When the Covid-19 pandemic hit South Africa, the country went into one of the harshest lockdowns in the world. In response, Anglo-American’s South African iron ore subsidiary, Kumba, implemented the company’s WeCare programme.
This included an extensive health campaign, with Covid-19 testing for workers, their families and community members. According to Kumba’s chief financial officer, Bothwell Mazarura, the company also luanched a campaign to send food parcels out into the community.
As lockdown was imposed across the country mining was not initially classified as essential and was ordered to shut. But on the strength of its community involvement, the company was granted permission to restart mining and shipping.
Speaking at the annual conference of the International Integrated Reporting Council (IIRC) on the use of integrated reporting in a crisis, Mazarura said the community action came as a direct result of considering people and communities as part of the company’s capital.
“One of the things that became very clear, was we do not exist as an island, we exist among a community. The Covid pandemic, first and foremost, posed a health risk and we understood that there was no way we could manage the health and safety risk just within our mine gates,” he said.
“If we were to manage it, and manage it properly, we had to take a holistic approach; whatever we did for employees and contractors, we had to do for the communities as well.”
Mazarura’s account caputures a key them in “integrated thinking”: considering the impact of a company’s impact on workers, people and communities. In all, integrated reporting classifies six elements as essential “capitals” to be considered in financial reporting: financial, manufactured, intellectual, human, social and natural resources.
The reporting system was first published in 2013 (though work on its development began as early as 2009) as part of a project to find a corporate reporting system that takes account of natural and human resources. Since then the system has spread around the world and is now in use in countries as diverse as the UK, Australia, Brazil, Japan and South Africa, where it has become a key component of running “sustainable” businesses.

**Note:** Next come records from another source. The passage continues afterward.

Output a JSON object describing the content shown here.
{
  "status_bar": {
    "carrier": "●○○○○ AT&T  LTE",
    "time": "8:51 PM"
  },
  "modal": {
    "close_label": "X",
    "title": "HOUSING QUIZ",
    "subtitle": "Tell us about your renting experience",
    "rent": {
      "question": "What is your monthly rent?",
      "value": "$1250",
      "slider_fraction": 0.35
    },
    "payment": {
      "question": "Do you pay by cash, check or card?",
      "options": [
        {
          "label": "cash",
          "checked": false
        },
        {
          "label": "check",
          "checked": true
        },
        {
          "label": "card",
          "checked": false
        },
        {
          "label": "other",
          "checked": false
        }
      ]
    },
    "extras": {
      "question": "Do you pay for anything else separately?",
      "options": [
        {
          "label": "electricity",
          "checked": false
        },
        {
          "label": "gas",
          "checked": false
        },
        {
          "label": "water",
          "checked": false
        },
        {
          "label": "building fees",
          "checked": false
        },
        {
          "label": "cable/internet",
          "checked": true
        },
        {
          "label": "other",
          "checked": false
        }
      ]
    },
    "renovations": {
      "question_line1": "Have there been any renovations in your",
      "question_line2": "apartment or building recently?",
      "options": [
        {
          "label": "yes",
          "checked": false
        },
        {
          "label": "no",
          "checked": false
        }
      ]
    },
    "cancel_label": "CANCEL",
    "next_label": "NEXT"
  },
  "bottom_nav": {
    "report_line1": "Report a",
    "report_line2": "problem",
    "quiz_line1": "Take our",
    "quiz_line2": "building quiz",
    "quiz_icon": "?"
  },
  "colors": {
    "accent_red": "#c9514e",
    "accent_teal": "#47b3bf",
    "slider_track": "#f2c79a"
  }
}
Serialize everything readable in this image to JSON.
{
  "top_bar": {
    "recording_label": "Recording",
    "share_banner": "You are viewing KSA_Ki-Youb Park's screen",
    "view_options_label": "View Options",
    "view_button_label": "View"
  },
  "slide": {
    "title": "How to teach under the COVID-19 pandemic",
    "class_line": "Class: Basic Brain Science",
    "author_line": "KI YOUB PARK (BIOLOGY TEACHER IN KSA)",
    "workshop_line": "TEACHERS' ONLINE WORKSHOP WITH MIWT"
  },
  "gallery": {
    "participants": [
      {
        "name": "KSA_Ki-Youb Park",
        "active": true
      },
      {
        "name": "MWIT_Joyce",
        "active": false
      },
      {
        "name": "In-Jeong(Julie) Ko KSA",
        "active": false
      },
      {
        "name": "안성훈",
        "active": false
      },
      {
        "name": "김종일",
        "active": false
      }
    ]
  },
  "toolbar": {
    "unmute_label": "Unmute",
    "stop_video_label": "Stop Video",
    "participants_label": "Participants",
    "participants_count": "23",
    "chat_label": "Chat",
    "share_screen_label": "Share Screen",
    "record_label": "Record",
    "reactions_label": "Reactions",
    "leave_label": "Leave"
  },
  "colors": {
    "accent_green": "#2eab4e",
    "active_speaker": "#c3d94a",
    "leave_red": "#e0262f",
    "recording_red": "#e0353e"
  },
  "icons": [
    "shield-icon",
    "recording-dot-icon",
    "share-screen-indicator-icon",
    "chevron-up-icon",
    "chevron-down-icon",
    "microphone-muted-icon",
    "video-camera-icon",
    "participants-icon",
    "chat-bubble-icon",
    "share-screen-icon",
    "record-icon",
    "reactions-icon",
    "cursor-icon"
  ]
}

Sustainability-related risks
The IIRC’s virtual conference revealed how the Covid pandemic has clearly had an effect on big business, causing many to confront the looming dangers of climate change and environmental degradation.
Offering opening remarks to the conference, Paul Andrews, secretary general of the International Organization of Securities Commissions, told those tuning in online that the pandemic had helped regulators around the world “acknowledge sustainability-related risks”.
“If Covid has done anything for us as securities regulators, it’s really underscored the relevance of sustainability factors and reminding all of us, frankly, of the importance of risk management and the need to monitor different types of risk that can impact our overall financial system.”
Integrated reporting is one of a number of systems addressing the need to address sustainability issues. However, the arcane world of sustainability reporting is going through singificant change. Currently there is much talk about at least five bodies—the IIRC, Sustainability Accounting standards Board (SASB), the Global Reporting Initiative (GRI) and the Climate Disclosure Standards Boards and FASB—working to “align” their standards. Last week the IIRC revealed it would formally merge with SASB. The International Financial Reporting Standards Foundation is consulting on where it should put together its own set of sustainability standards and the UK government is moving to mandate reporting the use standards drafted by the Taskforce on Climate-related Financial Disclosures (TCFD)
The proliferation of sustainability reporting schemes and their organising bodies suggests the topic is increasingly on the agenda of companies. Conor Kehoe, chair of the IIRC’s council, told the conference it was now “mainstream” in defiance of economist Milton Friedman’s much quoted statement that the “business of business is business”.
“We’re rolling back Friedman,” he said and added: “It’s becoming mainstream because shareholder value can no longer be maintained, or enhanced, without attention to people and climate. Degrading the physical or social environment is a big threat to most companies, and companies who degrade their physical or social environment lose their reputations.”